Yesterday, I talked about content and method versus character and setting and plot. It might be helpful if you read yesterday’s entry, but for now, I’m going to ignore everything but content. A typical, writing 101 short story or Hollywood screenplay contains content – a protagonist, an antagonist, a dark and stormy night, a football player and the cheerleadr who loves him, and so on. The distinction that I would make between a typical story and something experimental or literary is that the purpose of the content is different, so the content is different. For example, the purpose of Dr. Benway in a William S. Burroughs book is different than the purpose of Dr. Niles Crane on the TV show Frazier. The former can develop in different ways because he’s not supporting this typical entourage of characters in the typical plot A/plot B sitcom script. More focus can be put on the characters (or the settings or objects) because they aren’t simple plug-ins to a prefab storyline. I think that’s the big distinction in literary fiction, and it’s what differentiates something like The Subterraneans and Weekend at Bernie’s.
So where do these heightened characters and places and objects come from? Writers write what they know, for the most part. This has been the major stumbling block for me and my writing career. I’ve read books by Bukowski, about his years of drinking, meeting different women, betting on the horses, living with almost no money and writing for an underground newspaper, living in roominghouses. I’ve read Burroughs, the trips into the jungle to find Yage, the travel all over the world, the Beat Hotel and Tangiers. And I’ve even been jealous of Henry Rollins, sleeping in the back of a U-Haul, a different city every day on the road with Black Flag. All of these people lived adventurous lives, while I haven’t. The closest I’ve been to being on the edge was maybe in college, but that’s nothing like On the Road. So part of my muse has been telling me that I need to go out and live to collect this content – to do like Hemmingway and fight in wars and fight bulls and drink 20 shots of whiskey for breakfast and everything else. And granted, if I could play the guitar or I found some gig that got me out of the house and all around the country, maybe I’d try it. But I’ve thought that the collection of content was a major deterrant in my writing career. I wrote one book called Summer Rain based on a summer in Bloomington, and it was fun to write (well, it’s still not done yet…) but I realized that there would never be a second book after this one, because if I stuck to this genre of autobiographical fiction, every book I wrote would be another Summer Rain.
But you don’t need to live it to write it, do you? Several of my favorite writers, most notably Mark Leyner, write stuff that never really happened. It’s all based on a mix of research, pop culture, current events, and sheer insanity. Someone like Leyner is pulling his content from the air, and it’s commendable work. When I mess with this, I find that the fictional content you create is only as good as the random junk floating in your head. I took a few weird college courses on music theory, cancer, third world politics, and astronomy, and I have a weird laundry list of interest and topics I like to read about, too. But when I do my best work on Rumored to Exist is when I do my best homework. I pick things up from other people, from newsgroups, from websites, from odd shows on the Discovery channel. And when everything works good, and when I’m saturated with this useless knowledge, the content flows. But other times, it doesn’t. And that’s what I’m trying to improve.

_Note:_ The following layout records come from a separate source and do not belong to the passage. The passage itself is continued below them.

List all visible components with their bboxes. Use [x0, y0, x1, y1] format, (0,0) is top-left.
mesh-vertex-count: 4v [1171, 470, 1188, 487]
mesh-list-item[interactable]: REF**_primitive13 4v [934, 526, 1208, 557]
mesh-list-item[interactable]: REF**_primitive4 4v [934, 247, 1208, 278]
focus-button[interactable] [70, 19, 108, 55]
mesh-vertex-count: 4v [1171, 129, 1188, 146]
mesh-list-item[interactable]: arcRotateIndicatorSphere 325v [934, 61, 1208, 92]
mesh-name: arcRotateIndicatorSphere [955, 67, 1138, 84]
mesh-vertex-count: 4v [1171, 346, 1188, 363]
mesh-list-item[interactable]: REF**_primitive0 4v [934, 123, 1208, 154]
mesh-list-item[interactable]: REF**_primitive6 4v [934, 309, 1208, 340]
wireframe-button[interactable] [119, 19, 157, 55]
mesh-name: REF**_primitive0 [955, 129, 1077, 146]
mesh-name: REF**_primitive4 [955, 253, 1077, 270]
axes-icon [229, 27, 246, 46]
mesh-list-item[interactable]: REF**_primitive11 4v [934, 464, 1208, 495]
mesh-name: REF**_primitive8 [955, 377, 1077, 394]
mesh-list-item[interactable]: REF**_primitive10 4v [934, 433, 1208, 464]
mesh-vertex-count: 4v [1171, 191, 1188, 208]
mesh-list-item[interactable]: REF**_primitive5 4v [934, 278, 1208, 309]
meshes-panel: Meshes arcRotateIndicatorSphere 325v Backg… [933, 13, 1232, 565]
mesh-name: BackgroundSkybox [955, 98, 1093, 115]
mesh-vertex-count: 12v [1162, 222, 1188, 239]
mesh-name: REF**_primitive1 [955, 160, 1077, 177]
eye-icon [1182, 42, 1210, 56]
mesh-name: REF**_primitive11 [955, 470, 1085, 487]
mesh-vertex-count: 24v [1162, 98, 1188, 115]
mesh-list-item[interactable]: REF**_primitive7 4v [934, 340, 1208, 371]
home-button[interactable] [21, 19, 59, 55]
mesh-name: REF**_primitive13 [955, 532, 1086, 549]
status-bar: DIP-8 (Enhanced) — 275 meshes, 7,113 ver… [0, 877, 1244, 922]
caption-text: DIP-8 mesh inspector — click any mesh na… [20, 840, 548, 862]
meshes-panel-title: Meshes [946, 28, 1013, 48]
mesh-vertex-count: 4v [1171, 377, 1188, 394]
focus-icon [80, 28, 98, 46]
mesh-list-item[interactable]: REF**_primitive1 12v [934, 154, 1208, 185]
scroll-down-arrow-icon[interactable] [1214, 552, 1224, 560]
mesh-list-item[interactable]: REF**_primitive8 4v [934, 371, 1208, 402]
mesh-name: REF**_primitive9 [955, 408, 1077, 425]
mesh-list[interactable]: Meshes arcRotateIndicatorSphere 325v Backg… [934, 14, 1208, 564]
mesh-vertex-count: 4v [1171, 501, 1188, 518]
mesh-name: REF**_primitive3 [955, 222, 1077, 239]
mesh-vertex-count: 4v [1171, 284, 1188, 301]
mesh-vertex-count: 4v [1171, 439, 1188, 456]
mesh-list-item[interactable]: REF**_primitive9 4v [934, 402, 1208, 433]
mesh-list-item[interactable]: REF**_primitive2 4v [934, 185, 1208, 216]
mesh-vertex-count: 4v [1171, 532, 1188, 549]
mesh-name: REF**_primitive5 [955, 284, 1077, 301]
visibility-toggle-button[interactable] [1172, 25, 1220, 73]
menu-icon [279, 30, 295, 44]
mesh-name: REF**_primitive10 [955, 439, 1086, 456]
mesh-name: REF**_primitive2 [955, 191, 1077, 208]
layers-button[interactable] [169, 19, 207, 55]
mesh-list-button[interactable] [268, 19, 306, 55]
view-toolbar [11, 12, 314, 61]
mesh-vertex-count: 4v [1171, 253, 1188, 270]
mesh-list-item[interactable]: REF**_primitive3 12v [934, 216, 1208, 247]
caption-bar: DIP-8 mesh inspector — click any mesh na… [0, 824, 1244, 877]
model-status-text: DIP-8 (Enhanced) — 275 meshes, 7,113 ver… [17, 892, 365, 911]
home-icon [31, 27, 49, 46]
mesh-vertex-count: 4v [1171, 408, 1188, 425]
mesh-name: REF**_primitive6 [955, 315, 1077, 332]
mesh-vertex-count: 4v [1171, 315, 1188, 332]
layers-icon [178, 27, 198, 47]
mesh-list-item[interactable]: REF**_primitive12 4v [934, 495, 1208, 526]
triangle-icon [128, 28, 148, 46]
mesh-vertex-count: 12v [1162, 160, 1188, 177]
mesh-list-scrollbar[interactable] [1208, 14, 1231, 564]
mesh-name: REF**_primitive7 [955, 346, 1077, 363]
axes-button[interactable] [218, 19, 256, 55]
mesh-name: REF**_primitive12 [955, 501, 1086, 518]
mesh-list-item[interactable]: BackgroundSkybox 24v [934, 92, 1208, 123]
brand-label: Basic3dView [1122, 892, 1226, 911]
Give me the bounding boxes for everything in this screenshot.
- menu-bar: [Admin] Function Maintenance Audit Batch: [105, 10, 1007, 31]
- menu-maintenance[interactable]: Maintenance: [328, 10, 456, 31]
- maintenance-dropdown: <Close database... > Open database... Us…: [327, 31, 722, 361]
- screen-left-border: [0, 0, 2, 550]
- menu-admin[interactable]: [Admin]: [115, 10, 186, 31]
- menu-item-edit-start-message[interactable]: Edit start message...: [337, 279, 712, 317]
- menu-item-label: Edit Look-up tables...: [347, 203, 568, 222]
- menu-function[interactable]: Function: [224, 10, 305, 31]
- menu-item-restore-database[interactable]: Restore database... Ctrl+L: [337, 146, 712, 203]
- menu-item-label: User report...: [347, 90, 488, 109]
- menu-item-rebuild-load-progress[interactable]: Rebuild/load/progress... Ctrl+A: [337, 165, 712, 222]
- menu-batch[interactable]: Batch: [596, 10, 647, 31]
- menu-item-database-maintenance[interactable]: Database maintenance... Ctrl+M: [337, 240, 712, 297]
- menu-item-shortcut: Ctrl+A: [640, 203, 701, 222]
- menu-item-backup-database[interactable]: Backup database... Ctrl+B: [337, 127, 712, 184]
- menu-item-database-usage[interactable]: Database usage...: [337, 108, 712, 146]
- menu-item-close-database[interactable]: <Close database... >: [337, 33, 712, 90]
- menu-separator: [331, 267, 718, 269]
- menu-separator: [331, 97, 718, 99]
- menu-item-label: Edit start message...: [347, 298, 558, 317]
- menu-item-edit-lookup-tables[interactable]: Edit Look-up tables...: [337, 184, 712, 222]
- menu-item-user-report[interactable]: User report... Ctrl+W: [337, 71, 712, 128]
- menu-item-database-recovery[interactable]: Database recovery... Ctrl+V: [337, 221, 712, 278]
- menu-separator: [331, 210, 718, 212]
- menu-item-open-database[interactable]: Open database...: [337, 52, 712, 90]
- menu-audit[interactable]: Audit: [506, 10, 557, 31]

I just got interrupted, so I lost my train of thought. But what I think I was going to say is that I feel a need to research and challenge myself to look at new things and ideas, specifically for Rumored to Exist. I find that I need to look for a starting point for new and weird topics, and once that happens, everything snowballs and I’m doing plenty of good writing. My friend and fellow writer Michael Stutz recommended Robert Anton Wilson’s book Everything is Under Control, so I ran and got a copy of last night. He was 100% right – it’s this encyclopedia of weird conspiracy theories and secret societies that’s somewhat tongue in cheek and probably not even 10% correct, but it’s an excellent read. And now I’m thinking about Freemasons, Men in Black (not Will Smith), word virus theories, germ warfare, and a ton of other cool stuff. I have enough research material to keep me busy for a while.
The application of this material is the second part of what I talked about yesterday, the method. I don’t think I am going to be able to crack out a good explanation of this, since I haven’t even begun to think about it. But that’s a good discussion for later.